Are Tennessee Divorce Laws Unfair to Homemakers?
A recent case decided by the Tennessee Supreme Court has many asking whether Tennessee divorce laws are unfair to homemakers. At first glance, the end result in that recent case of Keyt v. Keyt might appear unfair: Mrs. Keyt, a stay-at-home mother for almost all of the parties’ 15-year marriage, was not entitled to any share of $2 million in cash and real estate received by her husband from the sale of certain stock given to him by his parents. Instead, she was entitled to less than $500,000.
Underlying the superficial disparity of the end result is a rationale that is fair, equitable, and fully compliant with existing divorce laws. To appreciate that rationale, a loose understanding of “separate property” and “marital property” is necessary.
At its most basic level, separate property is anything owned by one spouse prior to the marriage, or received by one spouse through gift or inheritance during the marriage. Marital property is everything otherwise acquired by either spouse during the marriage. In Tennessee, divorcing couples divide their marital property, yet keep their separate property.

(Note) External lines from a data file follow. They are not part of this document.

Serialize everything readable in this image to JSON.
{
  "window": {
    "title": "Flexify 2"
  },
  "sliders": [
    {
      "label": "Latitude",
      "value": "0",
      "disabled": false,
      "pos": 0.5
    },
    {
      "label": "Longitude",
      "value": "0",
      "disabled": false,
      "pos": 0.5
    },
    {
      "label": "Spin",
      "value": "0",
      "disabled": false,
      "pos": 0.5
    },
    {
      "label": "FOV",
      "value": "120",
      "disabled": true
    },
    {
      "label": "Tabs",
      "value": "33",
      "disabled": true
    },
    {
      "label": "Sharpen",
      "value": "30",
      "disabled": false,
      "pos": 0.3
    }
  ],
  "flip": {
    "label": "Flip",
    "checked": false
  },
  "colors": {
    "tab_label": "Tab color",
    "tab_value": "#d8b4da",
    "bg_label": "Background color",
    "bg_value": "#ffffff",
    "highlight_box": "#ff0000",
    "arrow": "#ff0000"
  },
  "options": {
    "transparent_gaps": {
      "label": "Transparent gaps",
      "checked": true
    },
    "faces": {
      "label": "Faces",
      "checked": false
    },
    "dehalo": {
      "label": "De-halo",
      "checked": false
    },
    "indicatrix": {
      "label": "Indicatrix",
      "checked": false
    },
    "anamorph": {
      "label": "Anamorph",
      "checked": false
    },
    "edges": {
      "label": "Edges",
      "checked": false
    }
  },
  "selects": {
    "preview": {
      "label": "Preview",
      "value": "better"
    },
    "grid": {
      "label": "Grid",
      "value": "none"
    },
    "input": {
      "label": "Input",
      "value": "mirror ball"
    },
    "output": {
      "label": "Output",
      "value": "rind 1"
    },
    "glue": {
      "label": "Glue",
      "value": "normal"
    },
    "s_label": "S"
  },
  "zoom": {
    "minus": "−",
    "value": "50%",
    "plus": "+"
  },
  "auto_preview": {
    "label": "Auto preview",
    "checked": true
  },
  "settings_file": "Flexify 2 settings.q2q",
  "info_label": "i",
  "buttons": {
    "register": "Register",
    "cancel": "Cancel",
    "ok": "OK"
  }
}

Because the stock was given to Mr. Keyt as a gift from his parents, it was his separate property, not subject to division in a divorce. However, the Supreme Court’s analysis did not end there. Tennessee law also provides that under one condition, if the value of separate property increases during a marriage, the amount of the increase itself is marital property subject to division in a divorce. The condition that enables one spouse to lay claim to the increase in value of the other spouse’s separate property is that “each party substantially contributed to the asset’s preservation and appreciation.”
Mr. Keyt had worked twenty-four years for the company in which his parents gave him stock. However, the Supreme Court was persuaded by the argument of Mr. Keyt’s attorney that there was no evidence that Mr. Keyt was anything more than a mid-level employee of a large company. As such, he did not substantially contribute to the increase in value of that company.
The Supreme Court’s decision to classify the increase in Mr. Keyt’s stock value as his separate property did not rest on any failure to recognize the value of Mrs. Keyt’s role as a homemaker and stay-at-home mother. To the contrary, the Court acknowledged that Mrs. Keyt’s contributions as a homemaker were sufficient to entitle her to a share of the fruits of her husband’s labors. The basis of the decision was that the increase in the stock’s value simply was not a fruit of the husband’s labor.
The importance of substantial contribution of each spouse is clear in this case. As a homemaker, Mrs. Keyt clearly made a substantial contribution to her husband’s ability to work at his job. If Mr. Keyt’s job had in turn substantially contributed to the stock’s increase in value during the marriage (if he had been a corporate executive or officer, for example), the end result would not be so disparate.
Still up for grabs is the roughly $500,000 of assets accumulated during the Keyts’ marriage and considered marital property. Mrs. Keyt will likely benefit from Tennessee law that enables a court to award a larger share of marital property to one spouse when the other spouse has substantial separate assets.